To our surprise, a local midwife asked if my Japanese companion could help. A woman was in hard labor with twins. The first had been successfully delivered, she said, but the second was lodged in a transverse position. Tomoko and I followed the woman to a mud house where the young mother lay on the floor surrounded by other women, children, and flies. Since our male translator was forbidden to accompany us, Tomoko did her best to assess the situation. The baby was most likely dead, she guessed. The mother needed surgery. But the closest hospital was a day's travel away, on appalling roads. Volunteers carried the woman to a borrowed vehicle, and we watched it drive off. Could she—or her baby—be saved? We would never know.

A place to wear a cross
CADA had first set up operations in northeastern Afghanistan in October 2001. It was the lone relief organization in an area covering 85,000 people. Workers who went to survey the villages that winter found people starving, shoveling the snow off their roofs to get the beams out so they could sell them as lumber. Everything else had already been sold to buy food.

The tons of wheat, flour and oil, clothing, shoes, and blankets trucked over the border literally made a life-or-death difference. Now, visiting CADA's warehouse, I saw men patiently waiting for their family's ration of wheat. Some had ridden donkeys from villages many hours away. Others would walk home, carrying the sack on their backs.

A translator helped me to talk to some of the widows who earned money at home by sewing and stuffing quilts for CADA's distribution. They admitted that times had been hard. Some had survived only by eating boiled grass or boiled flour with salt.

I couldn't help noticing that Ben, one of the foreign workers, boldly wore a cross over his Afghan tunic. When I questioned him, he smiled. "Afghanistan is a great place to wear a cross," he said. "It's given me all kinds of opportunities to answer people's questions about my faith. People want to talk—and they love to listen to us. And praying is natural in their culture."

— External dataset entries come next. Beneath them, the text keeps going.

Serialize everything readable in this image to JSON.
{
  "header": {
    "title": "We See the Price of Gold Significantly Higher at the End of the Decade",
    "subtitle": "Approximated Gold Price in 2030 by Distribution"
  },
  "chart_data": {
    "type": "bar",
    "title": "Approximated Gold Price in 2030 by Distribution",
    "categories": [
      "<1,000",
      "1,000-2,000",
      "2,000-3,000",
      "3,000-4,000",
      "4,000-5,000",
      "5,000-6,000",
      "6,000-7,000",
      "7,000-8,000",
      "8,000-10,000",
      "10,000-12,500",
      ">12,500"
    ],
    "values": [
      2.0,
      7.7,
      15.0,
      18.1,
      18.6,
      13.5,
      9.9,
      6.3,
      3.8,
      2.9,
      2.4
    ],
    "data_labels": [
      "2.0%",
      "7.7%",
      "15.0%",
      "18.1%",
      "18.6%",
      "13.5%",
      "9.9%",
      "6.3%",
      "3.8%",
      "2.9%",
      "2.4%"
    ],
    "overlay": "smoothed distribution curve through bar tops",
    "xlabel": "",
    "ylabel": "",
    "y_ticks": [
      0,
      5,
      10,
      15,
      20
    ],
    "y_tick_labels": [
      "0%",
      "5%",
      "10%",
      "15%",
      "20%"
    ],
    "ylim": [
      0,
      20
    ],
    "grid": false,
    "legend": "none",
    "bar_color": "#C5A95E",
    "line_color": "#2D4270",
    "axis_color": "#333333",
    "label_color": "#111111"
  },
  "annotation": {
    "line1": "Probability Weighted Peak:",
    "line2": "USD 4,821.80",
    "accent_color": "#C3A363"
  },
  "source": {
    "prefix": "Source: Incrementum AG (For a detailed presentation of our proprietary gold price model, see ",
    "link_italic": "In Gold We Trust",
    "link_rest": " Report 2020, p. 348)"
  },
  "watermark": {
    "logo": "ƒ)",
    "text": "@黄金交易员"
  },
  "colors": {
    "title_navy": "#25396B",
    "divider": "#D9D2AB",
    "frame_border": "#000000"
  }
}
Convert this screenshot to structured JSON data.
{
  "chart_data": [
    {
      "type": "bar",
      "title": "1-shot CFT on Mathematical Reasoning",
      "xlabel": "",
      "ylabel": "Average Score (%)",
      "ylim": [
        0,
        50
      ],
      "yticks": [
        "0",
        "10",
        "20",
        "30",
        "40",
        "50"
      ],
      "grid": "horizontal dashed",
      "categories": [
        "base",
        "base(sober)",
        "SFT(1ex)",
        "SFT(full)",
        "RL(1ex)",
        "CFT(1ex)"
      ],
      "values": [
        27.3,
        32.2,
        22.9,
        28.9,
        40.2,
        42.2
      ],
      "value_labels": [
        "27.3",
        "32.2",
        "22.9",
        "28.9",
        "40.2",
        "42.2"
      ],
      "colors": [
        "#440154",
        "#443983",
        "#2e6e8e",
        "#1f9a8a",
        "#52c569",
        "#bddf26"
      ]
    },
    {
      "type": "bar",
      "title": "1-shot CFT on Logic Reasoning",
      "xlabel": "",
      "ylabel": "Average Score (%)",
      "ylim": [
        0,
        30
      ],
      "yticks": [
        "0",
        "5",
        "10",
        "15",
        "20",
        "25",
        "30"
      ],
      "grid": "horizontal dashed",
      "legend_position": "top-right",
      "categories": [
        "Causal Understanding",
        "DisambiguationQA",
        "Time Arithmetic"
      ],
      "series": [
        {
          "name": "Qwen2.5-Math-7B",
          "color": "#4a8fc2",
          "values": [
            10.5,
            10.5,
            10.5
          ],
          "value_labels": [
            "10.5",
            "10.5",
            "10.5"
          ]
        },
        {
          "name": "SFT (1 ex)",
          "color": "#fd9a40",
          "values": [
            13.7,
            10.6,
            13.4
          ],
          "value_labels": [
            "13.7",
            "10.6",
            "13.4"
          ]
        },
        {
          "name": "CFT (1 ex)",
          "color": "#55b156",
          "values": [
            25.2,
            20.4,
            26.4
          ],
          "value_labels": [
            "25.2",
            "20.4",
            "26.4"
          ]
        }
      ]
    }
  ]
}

He told me of a man he had met in Kabul who believed that the hardship the people suffered was a punishment from God. Ben had refuted that: "It's not from God. It's the Evil One, trying to destroy you." The man thought about this. "If that's true," he said, "there is hope for the future. We can turn to God."

Back to the future
My week in Afghanistan was over. Once more we made our way to the river. Safely reaching the other side, we whipped off our oppressive chadors.

We had time-traveled 2,000 years and back within a single week. Would the Afghan people ever have their chance to move into the 21st century? The Taliban was gone, and there was new hope slowly emerging within the people. A million and a half had died during the years of war with Russia. Five million had fled the country as refugees. But now they were starting to return. And among them were a few who trusted Christ. The rains had come. At long last, there were streams for Afghanistan's desert.

A Christian Reader original article. Deborah Meroff is a London-based photojournalist.